Oui, l’histoire de LA France doit devenir l’histoire partagée par les nouveaux immigrés et – plus encore ! – par les descendants d’immigrés de la deuxième ou de la troisième génération. Une histoire non fermée, qui s’inscrit dans le cadre européen et mondial, qui tient compte des autres cultures et montre comment l’une s’enrichit des apports de l’autre, sans dévaloriser a priori LA nôtre. Parce qu’elle est celle qui nous crée, celle qui est inscrite dans nos institutions et nos monuments, celle qui a établi nos fameuses « valeurs » de liberté, égalité, fraternité, laïcité, etc.

Non, la fraternité n’est pas à sens unique. Les immigrés comme les jeunes doivent se faire une place dans la société – pas se mettre en dehors et rejeter le monde entier à l’exception de leur bande sectaire aux croyances arrêtées au 8ème siècle.

Le modèle français est celui de l’homme en tant qu’universel et de citoyen ayant son mot à dire en politique : pas question de ces « accommodements » à la mode dans d’autres cultures citoyennes, par exemple celle du Canada fédéral. Nous ne sommes ni canadiens, ni en fédération ; la construction européenne ne contient encore ni le Maghreb, ni la Turquie. La conception européenne du citoyen ne saurait donc être celle d’ensembles multiculturels sans passé, comme sur le continent américain.

Tout ne se vaut pas, et le discours sociologique d’égalisation des cultures dans le salmigondis commercial du tout le monde il est beau, tout le monde il est gentil, conduit au nihilisme. Quand tout vaut tout, rien ne vaut. Castoriadis à propos de la première du Golfe en 1991 : « À de rares exceptions près, les intellectuels occidentaux ne se comportent pas beaucoup mieux jusqu’ici que leurs confrères musulmans. La grande majorité se tait.
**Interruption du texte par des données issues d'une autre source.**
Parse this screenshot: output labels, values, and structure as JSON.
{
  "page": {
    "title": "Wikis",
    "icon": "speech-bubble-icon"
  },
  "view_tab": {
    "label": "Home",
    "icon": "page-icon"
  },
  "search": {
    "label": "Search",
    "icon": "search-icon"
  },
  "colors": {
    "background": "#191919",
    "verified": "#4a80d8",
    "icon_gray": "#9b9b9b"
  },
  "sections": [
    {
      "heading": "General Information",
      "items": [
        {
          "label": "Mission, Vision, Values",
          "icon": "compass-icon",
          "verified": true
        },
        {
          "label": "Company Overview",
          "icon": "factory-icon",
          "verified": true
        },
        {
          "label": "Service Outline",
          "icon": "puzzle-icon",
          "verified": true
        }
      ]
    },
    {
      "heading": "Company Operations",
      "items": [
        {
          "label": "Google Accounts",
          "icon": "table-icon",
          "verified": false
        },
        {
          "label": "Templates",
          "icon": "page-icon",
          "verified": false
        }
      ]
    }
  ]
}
Parmi ceux qui s’expriment, les uns cèdent au chantage de ‘l’arabisme’, de ‘l’islam’, de la ‘culpabilité de l’Occident’, ou se laissent aller à leur haine stupide de l’Amérique, quoi qu’elle fasse, quand ce n’est pas à la fascination honteuse qu’exerce sur eux les tyrans et la force brute » (p.212 d’Une société à la dérive – entretiens).

terroristes du vendredi 13

Classe moyenne aux perspectives d’avenir qui régressent, pour 67% d’entre eux, jeunes entre 15 et 21 ans pour 63%, plus ou moins traités pour dépression à 40% – si l’on en croit l’enquête de l’UCLAT – les radicaux islamistes sont à considérer comme tels : des immatures à éduquer, des paumés à encadrer, des rebelles à désintoxiquer – qui ont choisi la cause de l’islam, encouragés par les financements saoudiens et qataris, manipulés par les anciens des services de Saddam passés côté Daech contre les Chiites mis au pouvoir à Bagdad par ces imbéciles d’Américains.

Nos ennemis, après ce vendredi 13, nous les percevons clairement : les États voyous qui financent ou laissent faire, la politique proche-orientale hasardeuse et courte vue des États-Unis depuis 1980 que nous ne sommes pas obligés de suivre, la lâcheté des administrations dont celle de la Justice sur l’application des lois, la démission éducative des profs, éducateurs et autres travailleurs sociaux, le déni idéologique de nombre d’intellos, en général très médiatiques.